As a large religious complex in comparison to others I visited, with winding pathways and multiple look outs, I would advise you to allow a good few hours in order to truly appreciate and explore the temple. We only gave ourselves an hour before heading to the Kecak dance performance (which happens every day at 6pm) and it just wasn’t enough.
The Kecak Performance
The Kecak is a traditional Balinese trance ritual that was practised by men, using just their mouths and hands to create rhythm and sound; the main audible noise of which is ‘cak’, hence the name.
In the 1930’s this ritual was adapted into a performance that can now be seen across Bali, which depicts the popular Hindu story of Ramayana (if you have ever watched ‘A Little Princess’ this story will be familiar to you). Because the tale itself is so long, Kecak performance groups often pick certain scenes and link them together.

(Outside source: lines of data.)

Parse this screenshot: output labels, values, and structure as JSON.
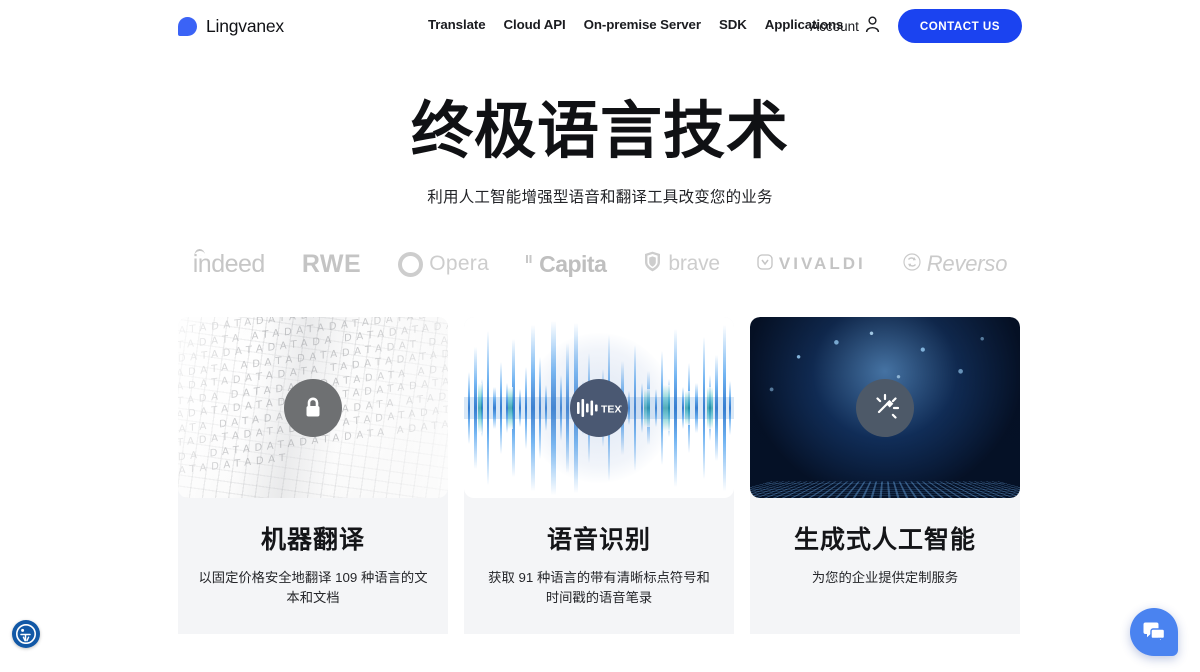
{
  "brand": {
    "name": "Lingvanex",
    "logo_icon": "lingvanex-drop-logo",
    "color": "#3b63f6"
  },
  "nav": {
    "items": [
      {
        "label": "Translate"
      },
      {
        "label": "Cloud API"
      },
      {
        "label": "On-premise Server"
      },
      {
        "label": "SDK"
      },
      {
        "label": "Applications"
      }
    ]
  },
  "header_right": {
    "account_label": "Account",
    "account_icon": "person-icon",
    "contact_label": "CONTACT US",
    "contact_color": "#1b43f0"
  },
  "hero": {
    "title": "终极语言技术",
    "subtitle": "利用人工智能增强型语音和翻译工具改变您的业务"
  },
  "logos": {
    "items": [
      {
        "name": "indeed",
        "label": "indeed"
      },
      {
        "name": "rwe",
        "label": "RWE"
      },
      {
        "name": "opera",
        "label": "Opera"
      },
      {
        "name": "capita",
        "label": "Capita"
      },
      {
        "name": "brave",
        "label": "brave"
      },
      {
        "name": "vivaldi",
        "label": "VIVALDI"
      },
      {
        "name": "reverso",
        "label": "Reverso"
      }
    ]
  },
  "cards": [
    {
      "title": "机器翻译",
      "desc": "以固定价格安全地翻译 109 种语言的文本和文档",
      "icon": "lock-shield-icon",
      "media": "data-letters-wave-image",
      "glyphs": "DATADATADATADATA DATADATADATADATA ATADATADATADATAD TADATADATADATADA DATADATADATADATA ADATADATADATADAT DATADATADATADATA TADATADATADATADA DATADATADATADATA ADATADATADATADAT DATADATADATADATA DATADATADATADATA ATADATADATADATAD TADATADATADATADA DATADATADATADATA ADATADATADATADAT"
    },
    {
      "title": "语音识别",
      "desc": "获取 91 种语言的带有清晰标点符号和时间戳的语音笔录",
      "icon": "audio-to-text-icon",
      "icon_text": "TEXT",
      "media": "blue-audio-waveform-image"
    },
    {
      "title": "生成式人工智能",
      "desc": "为您的企业提供定制服务",
      "icon": "magic-wand-sparkle-icon",
      "media": "blue-digital-particles-image"
    }
  ],
  "widgets": {
    "accessibility_label": "accessibility-widget",
    "accessibility_icon": "accessibility-icon",
    "chat_label": "chat-widget",
    "chat_icon": "chat-bubble-icon"
  }
}
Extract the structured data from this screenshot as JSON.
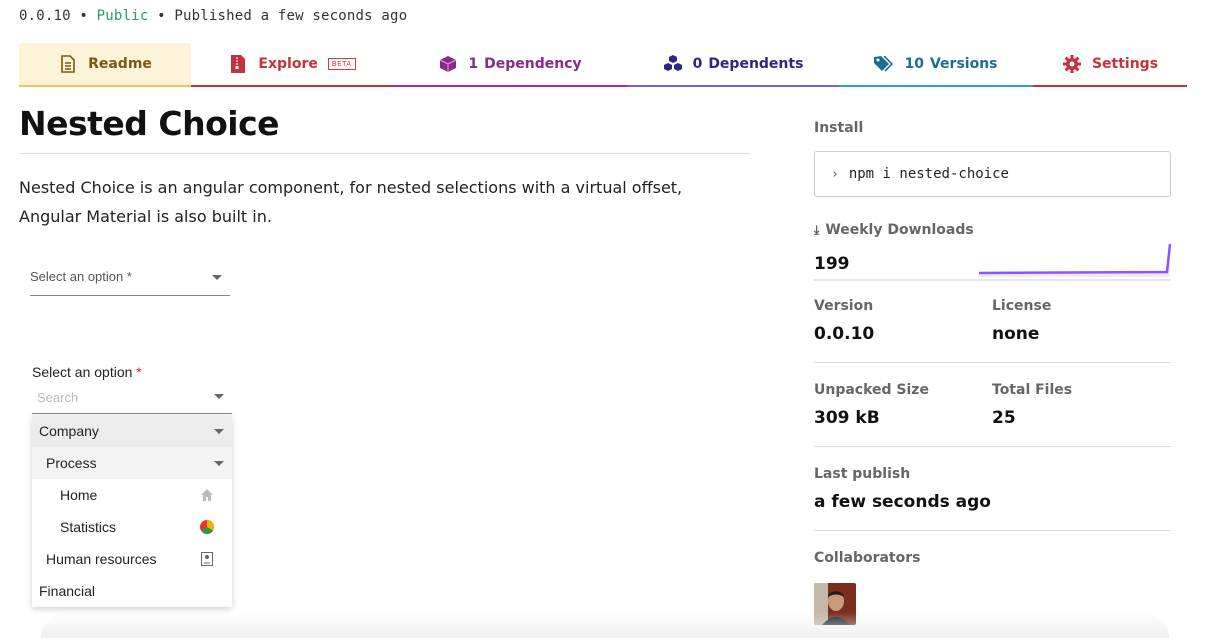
{
  "meta": {
    "version": "0.0.10",
    "sep1": " • ",
    "visibility": "Public",
    "sep2": " • ",
    "published": "Published a few seconds ago"
  },
  "tabs": {
    "readme": {
      "label": "Readme",
      "icon": "document-icon"
    },
    "explore": {
      "label": "Explore",
      "badge": "BETA",
      "icon": "file-zip-icon"
    },
    "dependency": {
      "count": "1",
      "label": "Dependency",
      "icon": "cube-icon"
    },
    "dependents": {
      "count": "0",
      "label": "Dependents",
      "icon": "cubes-icon"
    },
    "versions": {
      "count": "10",
      "label": "Versions",
      "icon": "tags-icon"
    },
    "settings": {
      "label": "Settings",
      "icon": "gear-icon"
    }
  },
  "readme": {
    "title": "Nested Choice",
    "description": "Nested Choice is an angular component, for nested selections with a virtual offset, Angular Material is also built in.",
    "select1_placeholder": "Select an option *",
    "select2_label": "Select an option",
    "select2_required": "*",
    "search_placeholder": "Search",
    "options": {
      "company": "Company",
      "process": "Process",
      "home": "Home",
      "statistics": "Statistics",
      "human_resources": "Human resources",
      "financial": "Financial"
    }
  },
  "sidebar": {
    "install_label": "Install",
    "install_command": "npm i nested-choice",
    "weekly_downloads_label": "Weekly Downloads",
    "weekly_downloads": "199",
    "version_label": "Version",
    "version": "0.0.10",
    "license_label": "License",
    "license": "none",
    "unpacked_size_label": "Unpacked Size",
    "unpacked_size": "309 kB",
    "total_files_label": "Total Files",
    "total_files": "25",
    "last_publish_label": "Last publish",
    "last_publish": "a few seconds ago",
    "collaborators_label": "Collaborators"
  },
  "colors": {
    "public": "#2a9d5c",
    "readme_tab_bg": "#fdf3d8",
    "explore": "#c7323a",
    "dependency": "#8a2a8a",
    "dependents": "#2e2588",
    "versions": "#1a6f8e",
    "sparkline": "#8956ff"
  }
}
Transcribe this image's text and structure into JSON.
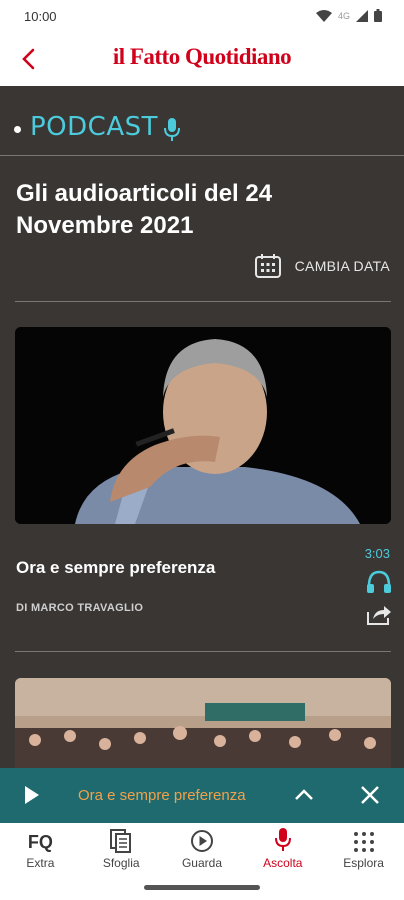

The Kecak dance at Uluwatu is hugely popular and you need to get there early in order to buy a ticket and get a seat. We arrived at around 4.45pm, sat in the arena at 5.30pm and were one of the last to get a seat on the benches; do not leave it too late!
The arena overlooks the sea and the sunset glows around you as you begin to watch the show. It is a mesmerising and unique experience with lots of audience interaction. I absolutely loved it, although there were some around us who were rather disrespectful. Please remember that this is not your standard musical performance – and you should not expect it to be, however when embraced the Kecak dance is truly beautiful.
When at Uluwatu, I would encourage people to join an organised tour or hire a local driver when visiting the temple. Local people have such knowledge of the history and religious significance of the site and by hiring them you are giving back to a community that on the whole are less fortunate than our own home countries. While tourism does inject much needed money into local communities, the shear number of visitors really does put a strain on the Balinese people. Make sure you respect the cultural expectations of Bali and do not turn up to temples in a bikini top ready for your Instagram photo (seriously people actually did this).
Uluwatu is so beautiful, it is truly a place not to be missed off of the list when visiting Bali. Give yourself plenty of time, take a knowledgeable guide and immerse yourself in the magic of this hugely spiritual place.